Testing
Comparison with R
This section explains the logic behind testing the ICSpyLab package to ensure it matches the functionality of the original R package.
The testing approach involves the following steps:
Setup: Install necessary dependencies, including pytest and rpy2 for interfacing with R.
Data Loading: Load datasets such as iris, wine, and diabetes using scikit-learn.
Running ICS: Perform the ICS (Invariant Coordinate Selection) algorithm in both R (using rpy2) and Python.
Comparison: Compare the results from the R implementation and the Python implementation.
Fixtures and Parameters
To streamline the testing process, fixtures are used to load data and run the ICS algorithm in both R and Python. Parameters for the ICS algorithm, such as covariance estimators and transformation settings, are defined and tested across different datasets and configurations.
Main Testing Files
The testing logic is organized into the following main files:
Initialization file for the fixtures package. This makes the fixtures directory a Python package and imports fixtures for easy access.
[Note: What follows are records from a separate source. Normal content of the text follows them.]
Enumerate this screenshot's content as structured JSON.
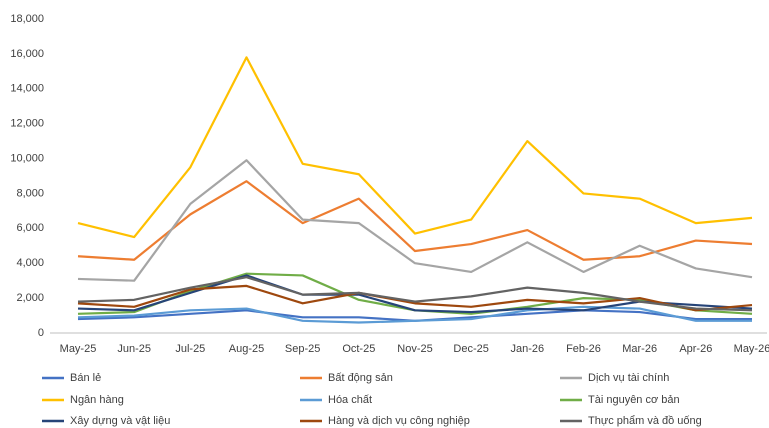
{
  "chart_data": {
    "type": "line",
    "categories": [
      "May-25",
      "Jun-25",
      "Jul-25",
      "Aug-25",
      "Sep-25",
      "Oct-25",
      "Nov-25",
      "Dec-25",
      "Jan-26",
      "Feb-26",
      "Mar-26",
      "Apr-26",
      "May-26"
    ],
    "series": [
      {
        "name": "Bán lẻ",
        "color": "#4472c4",
        "values": [
          800,
          900,
          1100,
          1300,
          900,
          900,
          700,
          900,
          1100,
          1300,
          1200,
          800,
          800
        ]
      },
      {
        "name": "Bất động sản",
        "color": "#ed7d31",
        "values": [
          4400,
          4200,
          6800,
          8700,
          6300,
          7700,
          4700,
          5100,
          5900,
          4200,
          4400,
          5300,
          5100
        ]
      },
      {
        "name": "Dịch vụ tài chính",
        "color": "#a5a5a5",
        "values": [
          3100,
          3000,
          7400,
          9900,
          6500,
          6300,
          4000,
          3500,
          5200,
          3500,
          5000,
          3700,
          3200
        ]
      },
      {
        "name": "Ngân hàng",
        "color": "#ffc000",
        "values": [
          6300,
          5500,
          9500,
          15800,
          9700,
          9100,
          5700,
          6500,
          11000,
          8000,
          7700,
          6300,
          6600
        ]
      },
      {
        "name": "Hóa chất",
        "color": "#5b9bd5",
        "values": [
          900,
          1000,
          1300,
          1400,
          700,
          600,
          700,
          800,
          1300,
          1500,
          1400,
          700,
          700
        ]
      },
      {
        "name": "Tài nguyên cơ bản",
        "color": "#70ad47",
        "values": [
          1100,
          1200,
          2400,
          3400,
          3300,
          1900,
          1300,
          1100,
          1500,
          2000,
          1900,
          1300,
          1100
        ]
      },
      {
        "name": "Xây dựng và vật liệu",
        "color": "#264478",
        "values": [
          1400,
          1300,
          2300,
          3300,
          2200,
          2200,
          1300,
          1200,
          1400,
          1300,
          1800,
          1600,
          1400
        ]
      },
      {
        "name": "Hàng và dịch vụ công nghiệp",
        "color": "#9e480e",
        "values": [
          1700,
          1500,
          2500,
          2700,
          1700,
          2300,
          1700,
          1500,
          1900,
          1700,
          2000,
          1300,
          1600
        ]
      },
      {
        "name": "Thực phẩm và đồ uống",
        "color": "#636363",
        "values": [
          1800,
          1900,
          2600,
          3200,
          2200,
          2300,
          1800,
          2100,
          2600,
          2300,
          1800,
          1400,
          1300
        ]
      }
    ],
    "ylim": [
      0,
      18000
    ],
    "yticks": [
      0,
      {
        "value": 2000,
        "label": "2,000"
      },
      {
        "value": 4000,
        "label": "4,000"
      },
      {
        "value": 6000,
        "label": "6,000"
      },
      {
        "value": 8000,
        "label": "8,000"
      },
      {
        "value": 10000,
        "label": "10,000"
      },
      {
        "value": 12000,
        "label": "12,000"
      },
      {
        "value": 14000,
        "label": "14,000"
      },
      {
        "value": 16000,
        "label": "16,000"
      },
      {
        "value": 18000,
        "label": "18,000"
      }
    ],
    "grid": false
  }
}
- tests.fixtures.load_data()[source]
Fixture to load different datasets.
This fixture provides a function to load datasets by their name. It ensures that the loaded dataset does not contain any missing values.
- Returns:
A function that takes a dataset name and returns the dataset (X, y).
- Return type:
function
- Raises:
ValueError – If the dataset contains missing values.
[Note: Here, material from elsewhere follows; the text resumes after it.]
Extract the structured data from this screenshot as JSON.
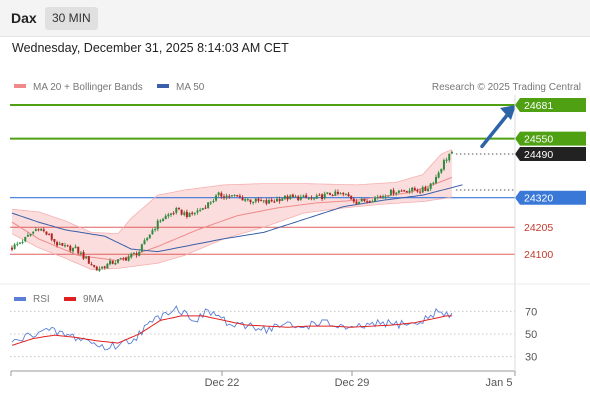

- tests.fixtures.run_py_ics()[source]
Fixture to perform ICS in Python.
This fixture provides a function to run the ICS algorithm using the Python implementation. It creates an ICS object, fits and transforms the data, and returns the results.
- Parameters:
X (np.ndarray) – The input data matrix.
S1 (function, optional) – The first scatter matrix function. Default is cov.
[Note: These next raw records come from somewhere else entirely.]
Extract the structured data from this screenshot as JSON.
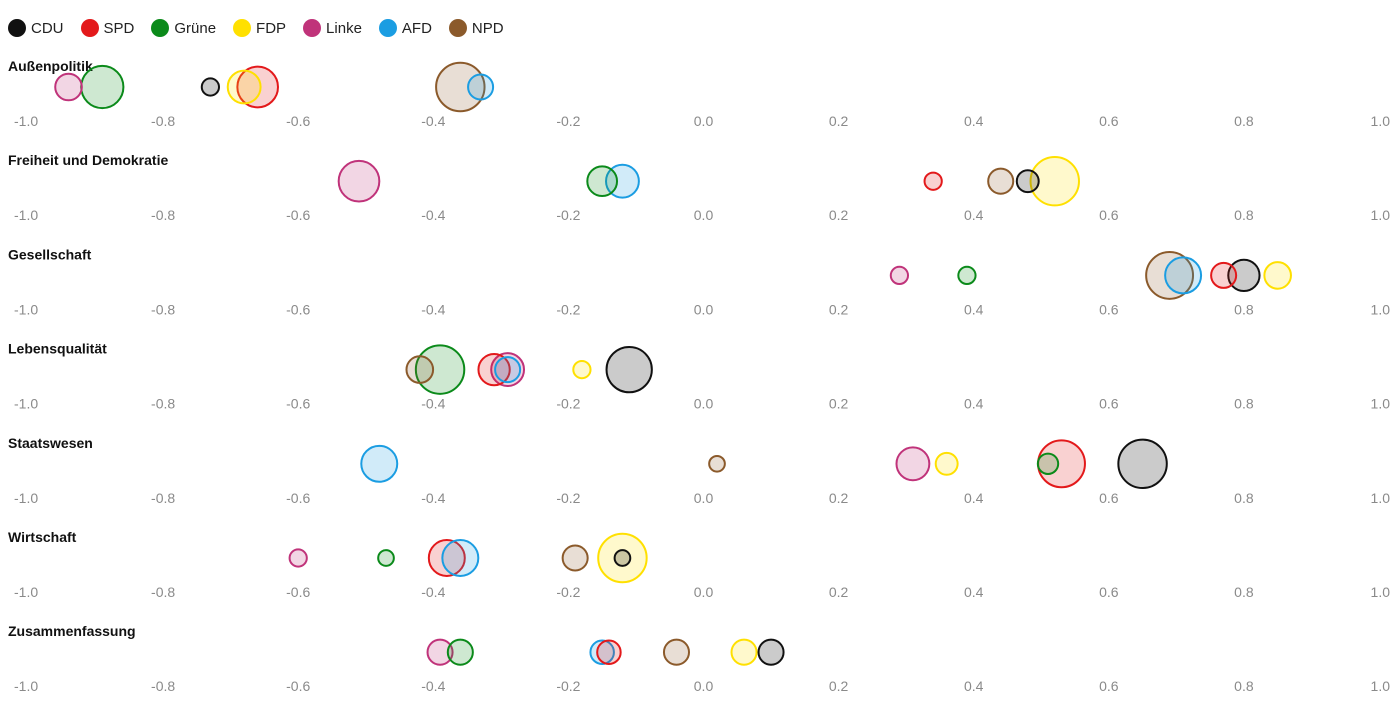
{
  "chart_data": {
    "type": "scatter",
    "x_range": [
      -1.0,
      1.0
    ],
    "x_ticks": [
      "-1.0",
      "-0.8",
      "-0.6",
      "-0.4",
      "-0.2",
      "0.0",
      "0.2",
      "0.4",
      "0.6",
      "0.8",
      "1.0"
    ],
    "parties": [
      {
        "name": "CDU",
        "color": "#111111"
      },
      {
        "name": "SPD",
        "color": "#e3191b"
      },
      {
        "name": "Grüne",
        "color": "#0b8a1a"
      },
      {
        "name": "FDP",
        "color": "#ffe000"
      },
      {
        "name": "Linke",
        "color": "#c0337a"
      },
      {
        "name": "AFD",
        "color": "#1b9de2"
      },
      {
        "name": "NPD",
        "color": "#8b5a2b"
      }
    ],
    "rows": [
      {
        "title": "Außenpolitik",
        "points": [
          {
            "party": "Linke",
            "x": -0.94,
            "size": 1.0
          },
          {
            "party": "Grüne",
            "x": -0.89,
            "size": 2.0
          },
          {
            "party": "CDU",
            "x": -0.73,
            "size": 0.4
          },
          {
            "party": "FDP",
            "x": -0.68,
            "size": 1.4
          },
          {
            "party": "SPD",
            "x": -0.66,
            "size": 1.9
          },
          {
            "party": "NPD",
            "x": -0.36,
            "size": 2.4
          },
          {
            "party": "AFD",
            "x": -0.33,
            "size": 0.9
          }
        ]
      },
      {
        "title": "Freiheit und Demokratie",
        "points": [
          {
            "party": "Linke",
            "x": -0.51,
            "size": 1.9
          },
          {
            "party": "Grüne",
            "x": -0.15,
            "size": 1.2
          },
          {
            "party": "AFD",
            "x": -0.12,
            "size": 1.4
          },
          {
            "party": "SPD",
            "x": 0.34,
            "size": 0.4
          },
          {
            "party": "NPD",
            "x": 0.44,
            "size": 0.9
          },
          {
            "party": "CDU",
            "x": 0.48,
            "size": 0.7
          },
          {
            "party": "FDP",
            "x": 0.52,
            "size": 2.4
          }
        ]
      },
      {
        "title": "Gesellschaft",
        "points": [
          {
            "party": "Linke",
            "x": 0.29,
            "size": 0.4
          },
          {
            "party": "Grüne",
            "x": 0.39,
            "size": 0.4
          },
          {
            "party": "NPD",
            "x": 0.69,
            "size": 2.3
          },
          {
            "party": "AFD",
            "x": 0.71,
            "size": 1.6
          },
          {
            "party": "SPD",
            "x": 0.77,
            "size": 0.9
          },
          {
            "party": "CDU",
            "x": 0.8,
            "size": 1.3
          },
          {
            "party": "FDP",
            "x": 0.85,
            "size": 1.0
          }
        ]
      },
      {
        "title": "Lebensqualität",
        "points": [
          {
            "party": "NPD",
            "x": -0.42,
            "size": 1.0
          },
          {
            "party": "Grüne",
            "x": -0.39,
            "size": 2.4
          },
          {
            "party": "SPD",
            "x": -0.31,
            "size": 1.3
          },
          {
            "party": "Linke",
            "x": -0.29,
            "size": 1.4
          },
          {
            "party": "AFD",
            "x": -0.29,
            "size": 0.9
          },
          {
            "party": "FDP",
            "x": -0.18,
            "size": 0.4
          },
          {
            "party": "CDU",
            "x": -0.11,
            "size": 2.2
          }
        ]
      },
      {
        "title": "Staatswesen",
        "points": [
          {
            "party": "AFD",
            "x": -0.48,
            "size": 1.6
          },
          {
            "party": "NPD",
            "x": 0.02,
            "size": 0.3
          },
          {
            "party": "Linke",
            "x": 0.31,
            "size": 1.4
          },
          {
            "party": "FDP",
            "x": 0.36,
            "size": 0.7
          },
          {
            "party": "Grüne",
            "x": 0.51,
            "size": 0.6
          },
          {
            "party": "SPD",
            "x": 0.53,
            "size": 2.3
          },
          {
            "party": "CDU",
            "x": 0.65,
            "size": 2.4
          }
        ]
      },
      {
        "title": "Wirtschaft",
        "points": [
          {
            "party": "Linke",
            "x": -0.6,
            "size": 0.4
          },
          {
            "party": "Grüne",
            "x": -0.47,
            "size": 0.3
          },
          {
            "party": "SPD",
            "x": -0.38,
            "size": 1.6
          },
          {
            "party": "AFD",
            "x": -0.36,
            "size": 1.6
          },
          {
            "party": "NPD",
            "x": -0.19,
            "size": 0.9
          },
          {
            "party": "FDP",
            "x": -0.12,
            "size": 2.4
          },
          {
            "party": "CDU",
            "x": -0.12,
            "size": 0.3
          }
        ]
      },
      {
        "title": "Zusammenfassung",
        "points": [
          {
            "party": "Linke",
            "x": -0.39,
            "size": 0.9
          },
          {
            "party": "Grüne",
            "x": -0.36,
            "size": 0.9
          },
          {
            "party": "AFD",
            "x": -0.15,
            "size": 0.8
          },
          {
            "party": "SPD",
            "x": -0.14,
            "size": 0.8
          },
          {
            "party": "NPD",
            "x": -0.04,
            "size": 0.9
          },
          {
            "party": "FDP",
            "x": 0.06,
            "size": 0.9
          },
          {
            "party": "CDU",
            "x": 0.1,
            "size": 0.9
          }
        ]
      }
    ]
  }
}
S2 (function, optional) – The second scatter matrix function. Default is covW.
algorithm (str, optional) – The algorithm to use. Default is ‘whiten’.
center (bool, optional) – Whether to center the data. Default is False.
fix_signs (str, optional) – Method to fix signs. Default is ‘scores’.
S1_args (dict, optional) – Additional arguments for S1. Default is {}.
S2_args (dict, optional) – Additional arguments for S2. Default is {}.
- Returns:
- A dictionary with the results, including the transformation matrix,
generalized kurtosis, skewness, and transformed data.
- Return type:
dict
Validation
The results with algorithms ‘standard’ and ‘whiten’ from the Python implementation are validated against the R implementation by comparing:
Transformation matrices
Kurtosis values
Skewness values (if available)
Transformed data
This comparison ensures that the Python package produces results consistent with the R package.
Unit tests
Other tests include:
Initialization tests
Error Handling Tests
Test with a large dataset: 10000 rows and 10 columns
Consistency of ‘standard’ and ‘whiten’ algorithm
Specific tests for QR algorithm (pending)
For more details and to view the full testing code, please refer to the tests directory in the source repository.